An organisation’s ability to stay ahead of the security curve depends on two things: effective tools and capable security analysts. Unfortunately, balancing technology and human capital tends to be difficult.
Detection and prevention technologies generate hundreds or thousands of daily alerts, exceeding the amount security teams can handle. These alerts come from many disconnected sources, leaving analysts to piece the puzzle together. There’s only time to address the highest priority alerts. Low priority alerts are neglected.
As the threat landscape intensifies, organisations find they can’t manage the high volume of security alerts. Can the next generation of tools help?
The use of APIs and SIEMs
Many organisations use APIs to integrate detection and response data. This generally involves using an expensive SIEM as the centrepiece of their security operations, which aggregates log data by parsing and normalising it, stripping away much of the valuable context.
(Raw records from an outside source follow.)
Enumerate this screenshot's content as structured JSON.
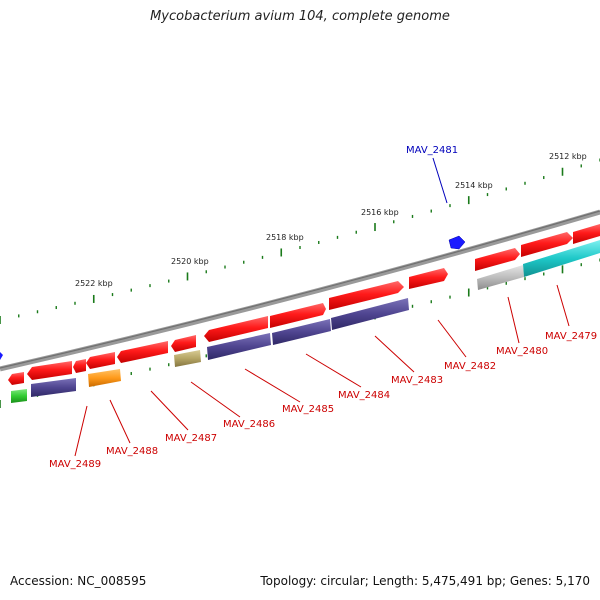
{
  "title": "Mycobacterium avium 104, complete genome",
  "accession": "Accession: NC_008595",
  "topology": "Topology: circular; Length: 5,475,491 bp; Genes: 5,170",
  "tick_labels": [
    "2512 kbp",
    "2514 kbp",
    "2516 kbp",
    "2518 kbp",
    "2520 kbp",
    "2522 kbp"
  ],
  "gene_labels": {
    "MAV_2481": "MAV_2481",
    "MAV_2479": "MAV_2479",
    "MAV_2480": "MAV_2480",
    "MAV_2482": "MAV_2482",
    "MAV_2483": "MAV_2483",
    "MAV_2484": "MAV_2484",
    "MAV_2485": "MAV_2485",
    "MAV_2486": "MAV_2486",
    "MAV_2487": "MAV_2487",
    "MAV_2488": "MAV_2488",
    "MAV_2489": "MAV_2489"
  },
  "colors": {
    "cds": "#ff1a1a",
    "blast_purple": "#4f4590",
    "blast_cyan": "#1ec8c8",
    "blast_grey": "#bdbdbd",
    "blast_orange": "#ff9a1a",
    "blast_khaki": "#b5a565",
    "blast_green": "#33cc33",
    "backbone": "#888888",
    "ticks": "#1a7a1a",
    "label_red": "#cc0000",
    "label_blue": "#0000bb"
  }
}
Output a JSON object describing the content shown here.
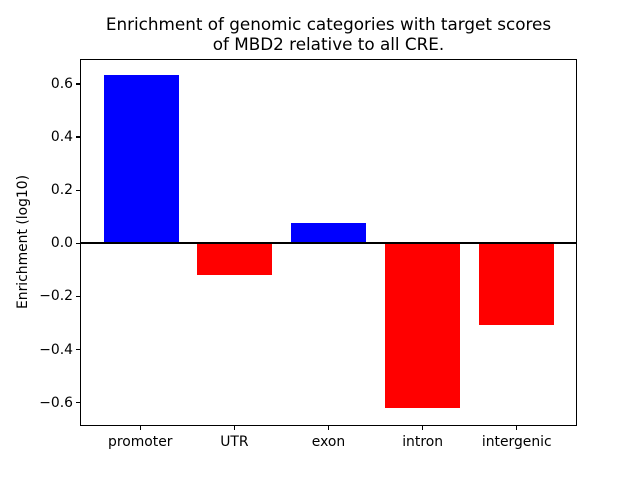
{
  "figure": {
    "title_line1": "Enrichment of genomic categories with target scores",
    "title_line2": "of MBD2 relative to all CRE.",
    "ylabel": "Enrichment (log10)"
  },
  "chart_data": {
    "type": "bar",
    "title": "Enrichment of genomic categories with target scores\nof MBD2 relative to all CRE.",
    "xlabel": "",
    "ylabel": "Enrichment (log10)",
    "categories": [
      "promoter",
      "UTR",
      "exon",
      "intron",
      "intergenic"
    ],
    "values": [
      0.638,
      -0.119,
      0.078,
      -0.625,
      -0.31
    ],
    "colors": [
      "#0000ff",
      "#ff0000",
      "#0000ff",
      "#ff0000",
      "#ff0000"
    ],
    "positive_color": "#0000ff",
    "negative_color": "#ff0000",
    "ylim": [
      -0.688,
      0.694
    ],
    "xlim": [
      -0.64,
      4.64
    ],
    "bar_width": 0.8,
    "yticks": [
      0.6,
      0.4,
      0.2,
      0.0,
      -0.2,
      -0.4,
      -0.6
    ],
    "ytick_labels": [
      "0.6",
      "0.4",
      "0.2",
      "0.0",
      "−0.2",
      "−0.4",
      "−0.6"
    ],
    "zero_line": true,
    "grid": false,
    "legend": false
  }
}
This option is not perfect. What’s really needed is a set of technologies to reduce the total number of alerts while also allowing analysts to efficiently assess threats so that only high-priority alerts are escalated.
An array of logging, detection, and response tools has come to market to help. These include Endpoint Detection and Response (EDR), Endpoint Protection Platform (EPP), and Security Information and Event Management (SIEM). Each of these tools has strengths and weaknesses and can be useful against simple attacks, such as attacks that threaten just one part of the infrastructure. Most, however, are tuned for a single purpose, ill-suited to handle complex campaigns on its own.
Newer tools such as Network Detection and Response (NDR) and User and Entity Behaviour Analytics (UEBA) are designed to address some of these shortfalls. These use Machine Learning (ML) to look for anomalies against a baseline of activity. This overcomes the challenges of detecting unknown attacks using SIEM.
These tools also have limitations. Network-based products cannot monitor or track local events, like process information gathered on the endpoints. NDR also has limited depth; if EDR is deep and narrow, NDR is wide and shallow. UEBA tools are reliant on third-party logs to monitor and detect threats and analyse them to assign risk scores. However, if the third-party tools fail in their detections, or aren’t logging a piece of infrastructure, then the UEBA is rendered ineffective.
This situation further exacerbates the skills gap. It’s evident that companies need to look for tools that help security teams be more effective, automate repetitive tasks and simplify investigations.
Next generation level XDR security
A next generation of incident response tools has emerged to meet the need for more sophisticated extended detection and response. Known as XDR, (where the ‘X’ stands for ‘extended’ and can represent any data source) it recognises that it’s inefficient to look at individual infrastructure components in isolation. XDR uses machine learning and dynamic analysis techniques to combine the capabilities and outcomes of SIEM, UEBA, NDR, and EDR.
XDRs stitch together data from the endpoint, network, and cloud in a robust data lake. Above all, XDR provides broader visibility with more effective machine learning analytics and integrated remediation to fundamentally change threat hunting, detection, investigation, and response.